A 2009 1-19 drill cutting analysis by D. Hayden RPT (Geol) indicates a permeability streak of up to .3 mD, well above the .015 mD determination of the 1-19 e-report.  Formation damage could reconcile this incongruous data. The cement hydrostatic head on the 1-19 wellbore at the top of the Cardium formation has been calculated at 47,059 kPa.  The 2010 20t oil frac’ experienced a near-identical breakdown pressure during the 2010 fracture stimulation of 47,466 kPa.

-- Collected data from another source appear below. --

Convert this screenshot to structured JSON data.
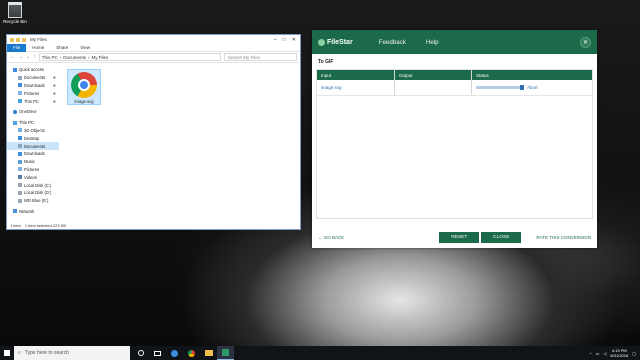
{
  "desktop": {
    "recycle_bin_label": "Recycle Bin"
  },
  "explorer": {
    "title": "My Files",
    "ribbon_tabs": [
      "File",
      "Home",
      "Share",
      "View"
    ],
    "breadcrumb": [
      "This PC",
      "Documents",
      "My Files"
    ],
    "search_placeholder": "Search My Files",
    "nav": {
      "quick_access": "Quick access",
      "quick_items": [
        "Documents",
        "Downloads",
        "Pictures",
        "This PC"
      ],
      "onedrive": "OneDrive",
      "this_pc": "This PC",
      "pc_items": [
        "3D Objects",
        "Desktop",
        "Documents",
        "Downloads",
        "Music",
        "Pictures",
        "Videos",
        "Local Disk (C:)",
        "Local Disk (D:)",
        "WD Blue (E:)"
      ],
      "network": "Network"
    },
    "file": {
      "name": "image.svg"
    },
    "status": {
      "count": "1 item",
      "selected": "1 item selected  223 KB"
    }
  },
  "filestar": {
    "brand": "FileStar",
    "menu": {
      "feedback": "Feedback",
      "help": "Help"
    },
    "close_glyph": "✕",
    "heading": "To GIF",
    "columns": {
      "input": "Input",
      "output": "Output",
      "status": "Status"
    },
    "row": {
      "input": "image.svg",
      "output": "",
      "progress": 0.96,
      "abort": "Abort"
    },
    "footer": {
      "go_back": "GO BACK",
      "reset": "RESET",
      "close": "CLOSE",
      "rate": "RATE THIS CONVERSION"
    },
    "accent": "#1b6a49"
  },
  "taskbar": {
    "search_placeholder": "Type here to search",
    "time": "4:13 PM",
    "date": "8/31/2018"
  }
}
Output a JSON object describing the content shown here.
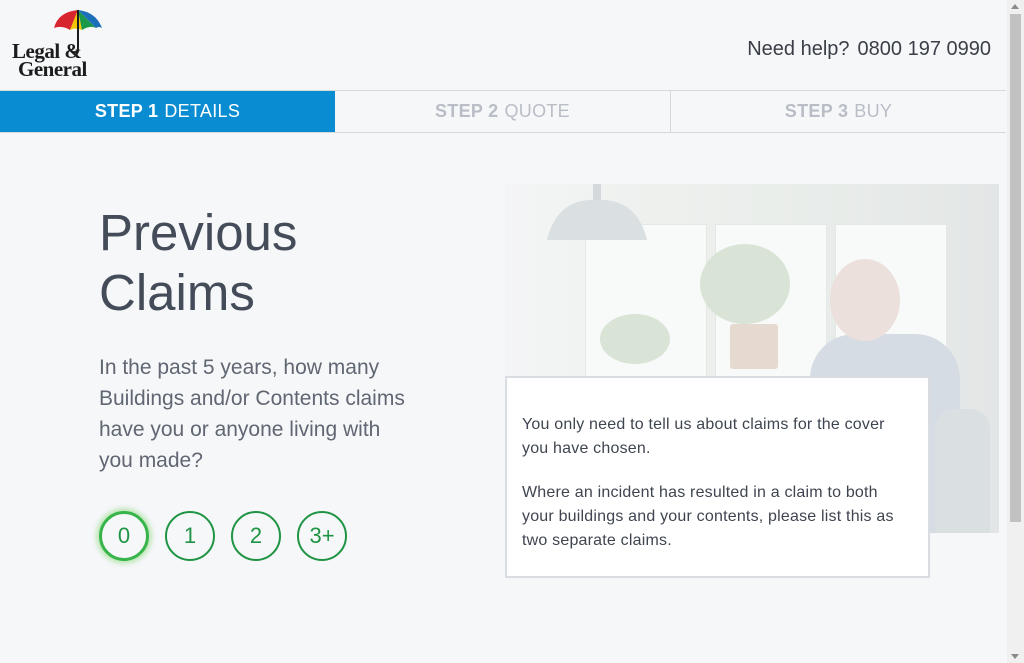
{
  "brand": {
    "logo_line1": "Legal &",
    "logo_line2": "General"
  },
  "help": {
    "label": "Need help?",
    "phone": "0800 197 0990"
  },
  "steps": [
    {
      "num": "STEP 1",
      "label": "DETAILS",
      "state": "active"
    },
    {
      "num": "STEP 2",
      "label": "QUOTE",
      "state": "inactive"
    },
    {
      "num": "STEP 3",
      "label": "BUY",
      "state": "inactive"
    }
  ],
  "page": {
    "title_line1": "Previous",
    "title_line2": "Claims",
    "question": "In the past 5 years, how many Buildings and/or Contents claims have you or anyone living with you made?",
    "options": [
      "0",
      "1",
      "2",
      "3+"
    ],
    "selected_option": "0"
  },
  "info": {
    "para1": "You only need to tell us about claims for the cover you have chosen.",
    "para2": "Where an incident has resulted in a claim to both your buildings and your contents, please list this as two separate claims."
  },
  "colors": {
    "active_step": "#0a8cd2",
    "option_green": "#1f9444",
    "selected_glow": "#37b44a",
    "title_text": "#454c59"
  },
  "icons": {
    "logo": "umbrella-icon"
  }
}
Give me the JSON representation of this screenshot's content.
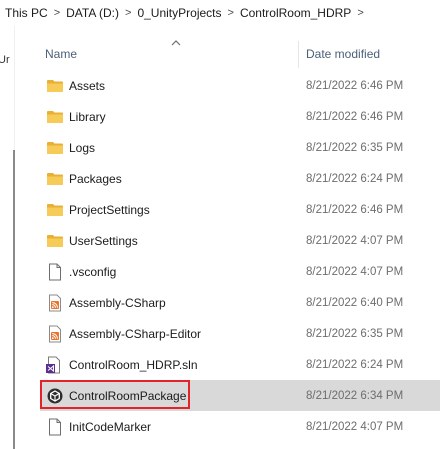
{
  "breadcrumb": {
    "items": [
      "This PC",
      "DATA (D:)",
      "0_UnityProjects",
      "ControlRoom_HDRP"
    ],
    "separator": ">"
  },
  "nav_pane": {
    "stub_text": "Ur"
  },
  "columns": {
    "name": "Name",
    "date_modified": "Date modified"
  },
  "files": [
    {
      "name": "Assets",
      "date": "8/21/2022 6:46 PM",
      "icon": "folder-icon"
    },
    {
      "name": "Library",
      "date": "8/21/2022 6:46 PM",
      "icon": "folder-icon"
    },
    {
      "name": "Logs",
      "date": "8/21/2022 6:35 PM",
      "icon": "folder-icon"
    },
    {
      "name": "Packages",
      "date": "8/21/2022 6:24 PM",
      "icon": "folder-icon"
    },
    {
      "name": "ProjectSettings",
      "date": "8/21/2022 6:46 PM",
      "icon": "folder-icon"
    },
    {
      "name": "UserSettings",
      "date": "8/21/2022 4:07 PM",
      "icon": "folder-icon"
    },
    {
      "name": ".vsconfig",
      "date": "8/21/2022 4:07 PM",
      "icon": "file-icon"
    },
    {
      "name": "Assembly-CSharp",
      "date": "8/21/2022 6:40 PM",
      "icon": "rss-file-icon"
    },
    {
      "name": "Assembly-CSharp-Editor",
      "date": "8/21/2022 6:35 PM",
      "icon": "rss-file-icon"
    },
    {
      "name": "ControlRoom_HDRP.sln",
      "date": "8/21/2022 6:24 PM",
      "icon": "visual-studio-solution-icon"
    },
    {
      "name": "ControlRoomPackage",
      "date": "8/21/2022 6:34 PM",
      "icon": "unity-package-icon",
      "selected": true
    },
    {
      "name": "InitCodeMarker",
      "date": "8/21/2022 4:07 PM",
      "icon": "file-icon"
    }
  ],
  "colors": {
    "selection": "#d9d9d9",
    "highlight_border": "#e2232a",
    "folder": "#f4c54d",
    "header_text": "#4c607a"
  }
}
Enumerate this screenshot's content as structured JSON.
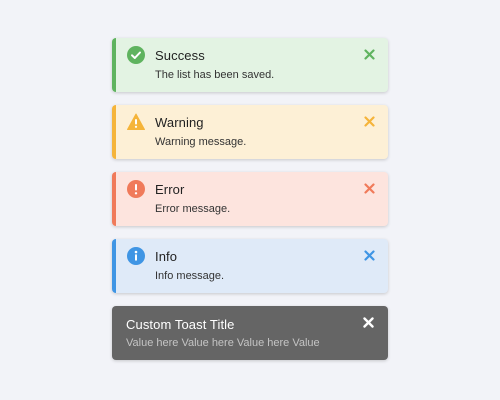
{
  "toasts": [
    {
      "type": "success",
      "title": "Success",
      "message": "The list has been saved.",
      "icon": "check-circle-icon",
      "color": "#5fb35f"
    },
    {
      "type": "warning",
      "title": "Warning",
      "message": "Warning message.",
      "icon": "warning-triangle-icon",
      "color": "#f5b43a"
    },
    {
      "type": "error",
      "title": "Error",
      "message": "Error message.",
      "icon": "exclamation-circle-icon",
      "color": "#f07a5a"
    },
    {
      "type": "info",
      "title": "Info",
      "message": "Info message.",
      "icon": "info-circle-icon",
      "color": "#3f95e4"
    }
  ],
  "custom_toast": {
    "title": "Custom Toast Title",
    "message": "Value here Value here Value here Value"
  }
}
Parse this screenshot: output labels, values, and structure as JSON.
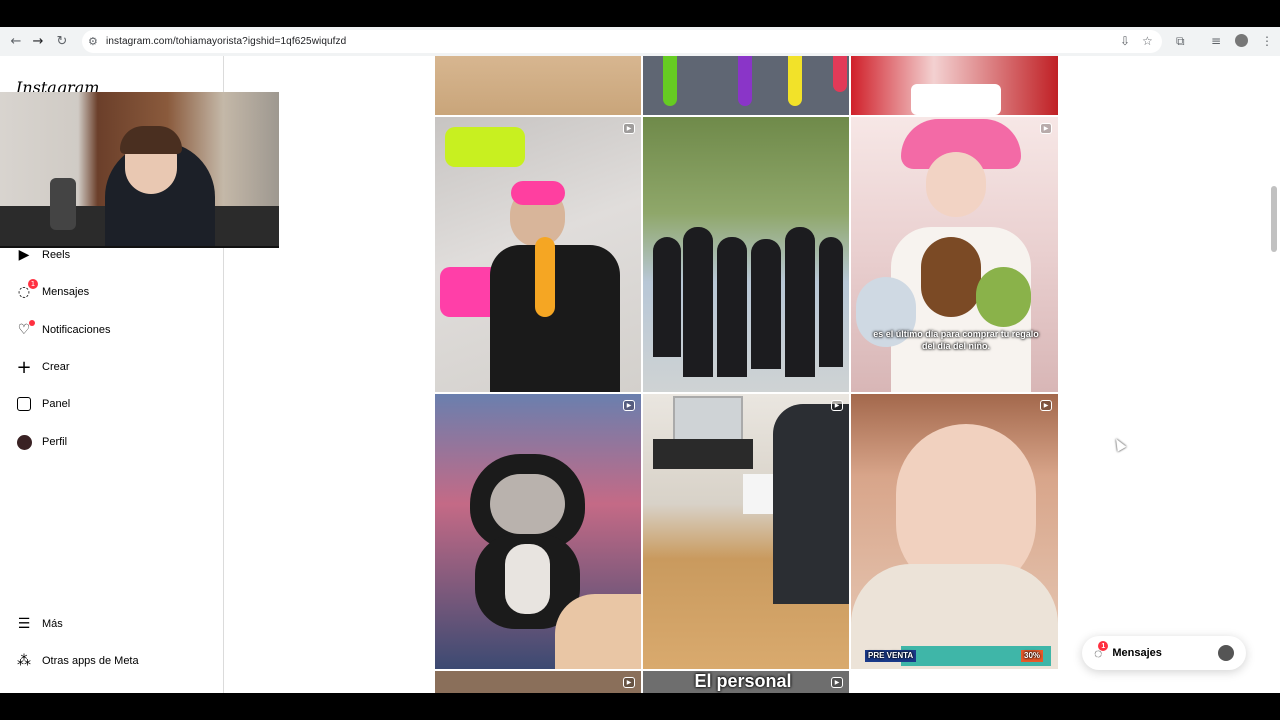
{
  "browser": {
    "url": "instagram.com/tohiamayorista?igshid=1qf625wiqufzd",
    "icons": [
      "back-icon",
      "forward-icon",
      "reload-icon",
      "site-info-icon",
      "install-icon",
      "bookmark-star-icon",
      "extensions-icon",
      "media-icon",
      "profile-icon",
      "menu-icon"
    ]
  },
  "sidebar": {
    "logo": "Instagram",
    "items": [
      {
        "label": "Reels",
        "icon": "reels-icon"
      },
      {
        "label": "Mensajes",
        "icon": "messenger-icon",
        "badge": "1"
      },
      {
        "label": "Notificaciones",
        "icon": "heart-icon",
        "dot": true
      },
      {
        "label": "Crear",
        "icon": "plus-icon"
      },
      {
        "label": "Panel",
        "icon": "chart-icon"
      },
      {
        "label": "Perfil",
        "icon": "avatar-icon"
      }
    ],
    "bottom": [
      {
        "label": "Más",
        "icon": "hamburger-icon"
      },
      {
        "label": "Otras apps de Meta",
        "icon": "apps-icon"
      }
    ]
  },
  "posts": {
    "overlay1": "es el último día para comprar tu regalo del día del niño.",
    "overlay2": "El personal",
    "caption_small": "PRE VENTA",
    "promo": "30%"
  },
  "messages_pill": {
    "label": "Mensajes",
    "badge": "1"
  },
  "colors": {
    "accent": "#ff3040",
    "border": "#dbdbdb"
  }
}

Sansum has reviewed the drilling records and believes that the Cardium formation at the 1-19 wellbore may have experienced significant near-wellbore skin damage related to cement losses during the production casing’s single stage cement job.  Barite weighted mud losses during drilling may have also contributed to this damage.  Drilling records indicate that while cementing the production casing, 30% excess volume (based on the caliper log) was pumped as there were no cement returns to surface and the annular fluids did not remain static after pumping was stopped. 

Whether whole cement was lost to invasion-prone fracture porosity or the hydrostatic head pressure allowed cement filtrate to invade the formation outside of the near wellbore area, it  may be possible that this invasion reached further than the effective 28.5m half-length of the 20t frac’ stimulation.  If this were the case, then some of the assumptions used in the test analysis may not be reflective of what the formation can actually yield in an undamaged, stimulated state.

Seismic mapping of the Cardium A indicates major faulting in immediate proximity to the 1-19.  Should anticipated slickwater frac’ half-lengths encounter an undamaged natural fracture porosity matrix, all bets are off.